IRS to beef up monitoring of employee e-mails
Nearly three quarters of mailboxes reviewed contained inappropriate messages.
The Internal Revenue Service has pledged to step up monitoring of its e-mail servers in response to a recent review that found a high percentage of misuse among employees surveyed.
In response to the report from the Treasury inspector general for tax administration, IRS Chief Information Officer W. Todd Grams said his office will ensure that the agency's next annual security training sessions will include reminders that abuse of e-mail policies has resulted in, and will result in, disciplinary action.

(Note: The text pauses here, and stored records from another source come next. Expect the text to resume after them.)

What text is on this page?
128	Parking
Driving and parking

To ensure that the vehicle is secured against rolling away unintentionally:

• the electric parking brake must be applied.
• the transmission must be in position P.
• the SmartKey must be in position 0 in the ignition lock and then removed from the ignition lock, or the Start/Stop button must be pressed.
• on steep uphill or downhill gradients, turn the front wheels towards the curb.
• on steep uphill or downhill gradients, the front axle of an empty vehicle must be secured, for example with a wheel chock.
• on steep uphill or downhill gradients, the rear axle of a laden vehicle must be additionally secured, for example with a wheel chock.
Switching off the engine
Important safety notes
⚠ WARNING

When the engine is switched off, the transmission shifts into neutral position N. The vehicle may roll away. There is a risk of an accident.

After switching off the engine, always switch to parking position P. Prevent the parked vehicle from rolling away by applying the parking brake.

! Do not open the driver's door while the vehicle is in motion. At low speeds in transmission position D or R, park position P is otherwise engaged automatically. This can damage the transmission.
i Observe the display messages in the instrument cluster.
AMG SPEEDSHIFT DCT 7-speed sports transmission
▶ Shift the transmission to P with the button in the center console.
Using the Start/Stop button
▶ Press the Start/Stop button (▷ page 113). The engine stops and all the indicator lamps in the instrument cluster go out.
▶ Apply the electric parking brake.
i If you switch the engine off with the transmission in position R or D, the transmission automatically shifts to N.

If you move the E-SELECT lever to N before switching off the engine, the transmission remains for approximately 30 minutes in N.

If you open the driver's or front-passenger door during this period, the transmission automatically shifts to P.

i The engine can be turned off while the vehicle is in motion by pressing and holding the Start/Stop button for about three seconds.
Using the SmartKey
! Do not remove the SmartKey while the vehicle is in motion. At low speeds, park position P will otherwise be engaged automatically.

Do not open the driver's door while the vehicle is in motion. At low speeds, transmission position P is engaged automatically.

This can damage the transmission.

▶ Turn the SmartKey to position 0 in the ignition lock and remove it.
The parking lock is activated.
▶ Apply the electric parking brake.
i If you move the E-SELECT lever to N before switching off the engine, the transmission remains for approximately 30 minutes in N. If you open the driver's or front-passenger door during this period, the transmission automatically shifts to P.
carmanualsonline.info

Grams also said his security chief will review the agency's policy on e-mail content monitoring and recommend a content monitoring program by May 15, 2007.
The TIGTA review of employee mailboxes found that those for 71 out of 96 employees contained inappropriate e-mail messages. This included nearly 2,000 chain letters; 528 with offensive content; 55 with sexually oriented content; 22 containing prohibited activities, including e-mail that relates to work on for-profit projects or other outside employment; and 18 with large graphics or video files.
The reviewers also found the IRS does not effectively monitor employee e-mail and is lax in disciplining violators. From fiscal 2003 through fiscal 2005, 283 IRS employees were disciplined for abusing e-mail, the report stated. This included four resignations.
Failure to follow e-mail policies puts IRS systems at risk for computer viruses that are often contained in messages sent by hackers with subject lines designed to entice the recipient to open them, the report said. Opening could result in destruction of data, enable hacker access to computer systems and sensitive information, and disrupt computer operations in other ways.
In addition to inadequate monitoring of e-mail, the agency's 228 authorized e-mail servers are not properly secured, the report concluded. An IG scan of 28 servers found 687 security vulnerabilities, with 250 of them considered high risk.
The agency's network hosts 4,913 unauthorized Internet Protocol addresses with devices or servers configured to act as e-mail servers, the report stated. This puts the system at risk because e-mails received by these servers circumvent any security software installed for screening purposes.
Grams said by Nov. 1 security patches will be installed and by Aug. 1, 2007, agency systems administrators will conduct periodic scans to identify unauthorized e-mail servers. Such servers will be disabled unless a business case to leave them operating is approved.
In January 2005, the IG office found that the process used by IRS officials to monitor network security was "flawed and ineffective," and in June 2003, the IG reported that agency employees were visiting inappropriate Web sites while at work and spent too much personal time online.